SPARTANBURG COUNTY, S.C. (WSPA) – A State Highway Emergency Program (SHEP) worker is recovering after being hit by a car on Interstate 85 in Spartanburg County Wednesday morning.

According to South Carolina Highway Patrol, the worker was standing outside of his work vehicle around 7:30 a.m. Wednesday when he was struck by a vehicle.

Trooper said it happened on I-85 southbound near mile marker 75, which is the Boiling Springs exit.

According to SCDOT, the workers’ duties consist of helping people whose vehicles are experiencing mechanical issues, provide assistance during incidents, even stop to clean up road debris.

Law enforcement agencies said incidents like this, unfortunately, are not uncommon. They said it’s a major concern for first responders and those who work in roadside assistance.

“Sometimes we have our minds set and our focus on the person that we are dealing with and it becomes what we call tunnel vision,” said Chief Shandrell Holcombe with the Duncan Police Department.

Chief Holcombe has spent years in law enforcement. He told 7NEWS there have been too many close calls.

“There are cars coming by you to the point where you can feel the vibration of a vehicle when it goes by,” said Holcombe. “Many people don’t really pay attention. They don’t think they are doing anything wrong.” 

He said it’s a concern for all roadside responders.

“It’s very alarming and it’s very concerning,” said Holcombe. “Often times people don’t look at the whole picture. Emergency vehicles being a police car, an ambulance, a fire truck, also even tow truck drivers; they are emergency vehicles also with their flashing light on. You are to move over. It’s a law and you are required to move over to another lane if you have a lane and the ability to.”  

Under current state law, drivers are required to move over when passing emergency vehicles.

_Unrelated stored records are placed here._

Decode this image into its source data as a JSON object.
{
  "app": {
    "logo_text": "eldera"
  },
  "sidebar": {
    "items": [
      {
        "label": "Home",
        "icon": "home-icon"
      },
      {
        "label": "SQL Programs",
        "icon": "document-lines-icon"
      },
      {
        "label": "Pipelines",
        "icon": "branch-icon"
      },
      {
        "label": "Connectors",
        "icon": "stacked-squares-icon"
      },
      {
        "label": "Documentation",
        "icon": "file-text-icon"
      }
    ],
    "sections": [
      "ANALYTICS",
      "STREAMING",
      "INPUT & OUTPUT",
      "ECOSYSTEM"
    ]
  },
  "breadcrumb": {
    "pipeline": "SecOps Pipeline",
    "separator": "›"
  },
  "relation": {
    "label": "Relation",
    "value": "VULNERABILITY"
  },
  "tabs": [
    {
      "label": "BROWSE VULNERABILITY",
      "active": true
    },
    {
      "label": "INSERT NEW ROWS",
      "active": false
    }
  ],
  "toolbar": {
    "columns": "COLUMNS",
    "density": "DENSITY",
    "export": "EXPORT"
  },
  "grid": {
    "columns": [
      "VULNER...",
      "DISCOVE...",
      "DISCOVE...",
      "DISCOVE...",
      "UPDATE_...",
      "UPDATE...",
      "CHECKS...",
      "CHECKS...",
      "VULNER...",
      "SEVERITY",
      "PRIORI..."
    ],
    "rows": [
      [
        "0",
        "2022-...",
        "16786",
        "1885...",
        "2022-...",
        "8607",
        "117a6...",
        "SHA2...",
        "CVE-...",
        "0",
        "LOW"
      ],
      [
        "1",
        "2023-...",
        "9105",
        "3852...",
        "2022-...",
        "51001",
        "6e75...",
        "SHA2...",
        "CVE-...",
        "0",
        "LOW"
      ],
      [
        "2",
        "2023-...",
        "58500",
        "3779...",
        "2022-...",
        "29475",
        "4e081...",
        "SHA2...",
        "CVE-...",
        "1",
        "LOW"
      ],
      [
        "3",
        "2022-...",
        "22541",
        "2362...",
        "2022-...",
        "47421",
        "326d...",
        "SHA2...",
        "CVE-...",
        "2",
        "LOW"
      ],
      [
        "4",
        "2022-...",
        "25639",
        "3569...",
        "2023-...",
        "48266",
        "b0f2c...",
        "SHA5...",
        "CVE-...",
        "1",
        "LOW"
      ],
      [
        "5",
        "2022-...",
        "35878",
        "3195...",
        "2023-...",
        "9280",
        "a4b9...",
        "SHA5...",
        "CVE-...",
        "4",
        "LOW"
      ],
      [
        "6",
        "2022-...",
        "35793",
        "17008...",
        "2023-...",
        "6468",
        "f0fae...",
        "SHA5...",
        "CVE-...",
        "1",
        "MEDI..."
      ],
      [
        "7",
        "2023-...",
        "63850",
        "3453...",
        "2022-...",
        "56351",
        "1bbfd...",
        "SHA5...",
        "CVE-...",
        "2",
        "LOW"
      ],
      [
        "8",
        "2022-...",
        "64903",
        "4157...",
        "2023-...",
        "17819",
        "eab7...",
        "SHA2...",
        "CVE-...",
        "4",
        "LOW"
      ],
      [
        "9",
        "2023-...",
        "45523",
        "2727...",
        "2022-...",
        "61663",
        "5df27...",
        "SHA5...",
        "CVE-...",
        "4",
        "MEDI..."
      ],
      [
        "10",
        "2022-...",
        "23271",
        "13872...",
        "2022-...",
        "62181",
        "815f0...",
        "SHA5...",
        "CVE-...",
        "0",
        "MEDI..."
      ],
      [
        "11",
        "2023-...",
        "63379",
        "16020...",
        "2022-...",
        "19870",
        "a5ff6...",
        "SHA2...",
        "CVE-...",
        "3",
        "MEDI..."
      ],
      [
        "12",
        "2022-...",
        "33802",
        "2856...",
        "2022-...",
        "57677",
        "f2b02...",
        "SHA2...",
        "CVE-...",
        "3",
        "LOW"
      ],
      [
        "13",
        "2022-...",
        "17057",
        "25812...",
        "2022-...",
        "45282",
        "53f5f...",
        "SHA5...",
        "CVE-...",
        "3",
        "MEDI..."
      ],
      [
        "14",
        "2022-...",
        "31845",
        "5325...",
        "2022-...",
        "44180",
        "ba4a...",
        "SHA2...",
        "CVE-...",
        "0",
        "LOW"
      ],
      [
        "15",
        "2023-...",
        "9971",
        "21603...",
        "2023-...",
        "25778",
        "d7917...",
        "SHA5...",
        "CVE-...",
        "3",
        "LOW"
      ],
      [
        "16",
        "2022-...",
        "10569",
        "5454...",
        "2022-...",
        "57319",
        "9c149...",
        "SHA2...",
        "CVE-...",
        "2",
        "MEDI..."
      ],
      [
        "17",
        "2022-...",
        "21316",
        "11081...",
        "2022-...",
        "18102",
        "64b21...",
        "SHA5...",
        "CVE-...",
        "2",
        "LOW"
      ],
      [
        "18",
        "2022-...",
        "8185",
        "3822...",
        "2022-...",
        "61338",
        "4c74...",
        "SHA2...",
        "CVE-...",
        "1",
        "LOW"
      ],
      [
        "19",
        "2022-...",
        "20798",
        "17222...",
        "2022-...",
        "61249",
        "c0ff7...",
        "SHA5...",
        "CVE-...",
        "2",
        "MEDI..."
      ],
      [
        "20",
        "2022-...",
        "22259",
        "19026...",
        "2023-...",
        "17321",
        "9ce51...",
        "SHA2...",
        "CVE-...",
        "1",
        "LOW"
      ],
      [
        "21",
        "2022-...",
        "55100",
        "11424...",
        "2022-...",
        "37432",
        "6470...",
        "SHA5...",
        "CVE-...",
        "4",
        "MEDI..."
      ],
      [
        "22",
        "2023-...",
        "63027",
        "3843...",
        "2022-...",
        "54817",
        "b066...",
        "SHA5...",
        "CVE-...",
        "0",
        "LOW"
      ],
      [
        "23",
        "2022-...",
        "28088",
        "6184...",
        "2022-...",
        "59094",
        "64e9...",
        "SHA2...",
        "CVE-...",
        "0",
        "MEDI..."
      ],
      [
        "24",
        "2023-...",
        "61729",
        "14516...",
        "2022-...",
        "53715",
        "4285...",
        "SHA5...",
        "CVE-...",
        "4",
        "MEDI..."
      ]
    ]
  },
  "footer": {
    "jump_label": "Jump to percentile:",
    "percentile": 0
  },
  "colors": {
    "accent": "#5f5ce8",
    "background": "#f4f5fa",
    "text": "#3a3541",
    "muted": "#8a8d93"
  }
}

If they are unable to, they must slow down.

“When there is a vehicle on the side of the road that is having some work done on it, or there is an emergency unit working on someone, or police have someone pulled over, or fire is pulling over to put out a fire, then that speed needs to be reduced to about half to allow yourself to safely pass that,” Holcombe said.

The crash is leaving roadside workers hoping people will listen.

“You never want to hear of anyone being hurt while they work,” said Holcombe. “We hope and pray that he is going to be okay.” 

Highway Patrol said the worker was taken to the hospital following the crash.

The crash caused a lengthy backup and was cleared shortly before 11:00 a.m.

The crash remains under investigation by South Carolina Highway Patrol’s Multi-disciplinary Accident Investigation Team.